Why Vitamin D is so important:
- It is crucial for the absorption and metabolism of calcium and phosphorous, which have various functions, especially the maintenance of healthy bones.
- It is an immune system regulator.
- It may be an important way to arm the immune system against disorders like the common cold, say scientists from the University of Colorado Denver School of Medicine, Massachusetts General Hospital and Children’s Hospital Boston.
- It may reduce the risk of developing multiple sclerosis. Multiple sclerosis is much less common the nearer you get to the tropics, where there is much more sunlight, according to Dennis Bourdette, chairman of the Department of Neurology and director of the Multiple Sclerosis and Neuroimmunology Center at Oregon Health and Science University, USA.
- Vitamin D may have a key role in helping the brain to keep working well in later life, according to a study of 3000 European men between the ages of 40 and 79.
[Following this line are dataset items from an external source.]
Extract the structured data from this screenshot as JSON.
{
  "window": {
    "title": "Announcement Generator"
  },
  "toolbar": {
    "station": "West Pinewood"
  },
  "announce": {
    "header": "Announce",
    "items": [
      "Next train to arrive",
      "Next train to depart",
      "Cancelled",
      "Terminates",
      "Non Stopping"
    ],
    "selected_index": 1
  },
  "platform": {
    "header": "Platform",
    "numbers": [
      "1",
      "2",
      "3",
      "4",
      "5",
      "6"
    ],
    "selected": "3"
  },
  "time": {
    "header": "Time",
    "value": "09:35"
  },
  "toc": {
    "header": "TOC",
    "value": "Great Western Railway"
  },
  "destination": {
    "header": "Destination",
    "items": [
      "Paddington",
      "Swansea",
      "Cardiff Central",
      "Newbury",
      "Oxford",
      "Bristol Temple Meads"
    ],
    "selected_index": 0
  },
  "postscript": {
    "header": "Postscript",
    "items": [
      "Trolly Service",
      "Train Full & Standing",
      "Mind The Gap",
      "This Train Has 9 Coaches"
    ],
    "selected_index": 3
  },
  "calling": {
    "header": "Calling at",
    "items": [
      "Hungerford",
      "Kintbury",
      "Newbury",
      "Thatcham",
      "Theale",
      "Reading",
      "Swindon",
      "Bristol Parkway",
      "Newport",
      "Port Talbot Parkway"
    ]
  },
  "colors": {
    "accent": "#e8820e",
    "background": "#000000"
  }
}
- Vitamin D is probably linked to maintaining a healthy body weight, according to research carried out at the Medical College of Georgia, USA.
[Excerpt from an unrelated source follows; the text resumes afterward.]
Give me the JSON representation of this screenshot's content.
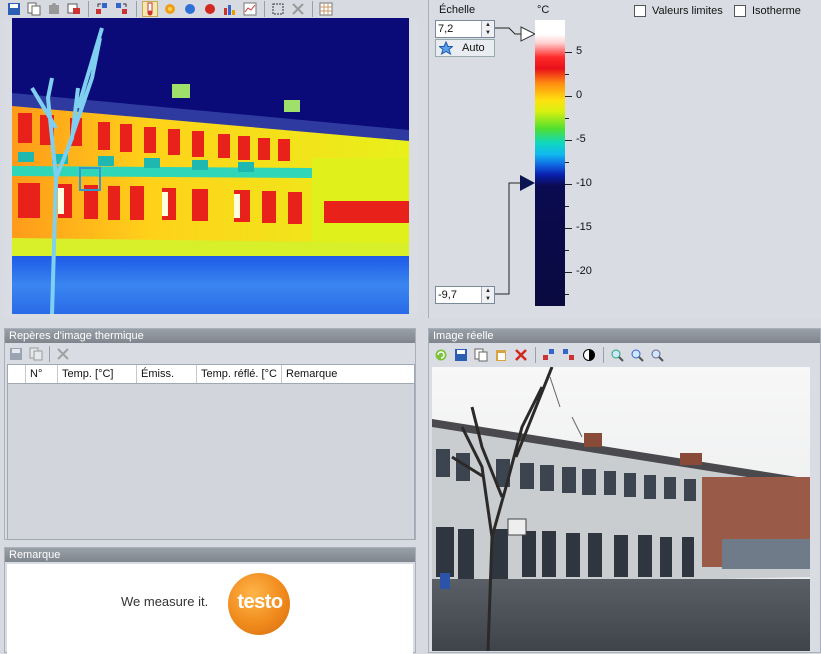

- It can reduce the severity and frequency of asthma symptoms, and also the likelihood of hospitalizations due to asthma, researchers from Harvard Medical School found after monitoring 616 children in Costa Rica.
- It has been shown to reduce the risk of developing rheumatoid arthritis in women.
- A form of vitamin D could be one of our body’s main protections against damage from low levels of radiation, say radiological experts from the New York City Department of Health and Mental Hygiene.
- Various studies have shown that people with adequate levels of vitamin D have a significantly lower risk of developing cancer, compared to people with lower levels. Vitamin D deficiency was found to be prevalent in cancer patients regardless of nutritional status, in a study carried out by Cancer Treatment Centers of America.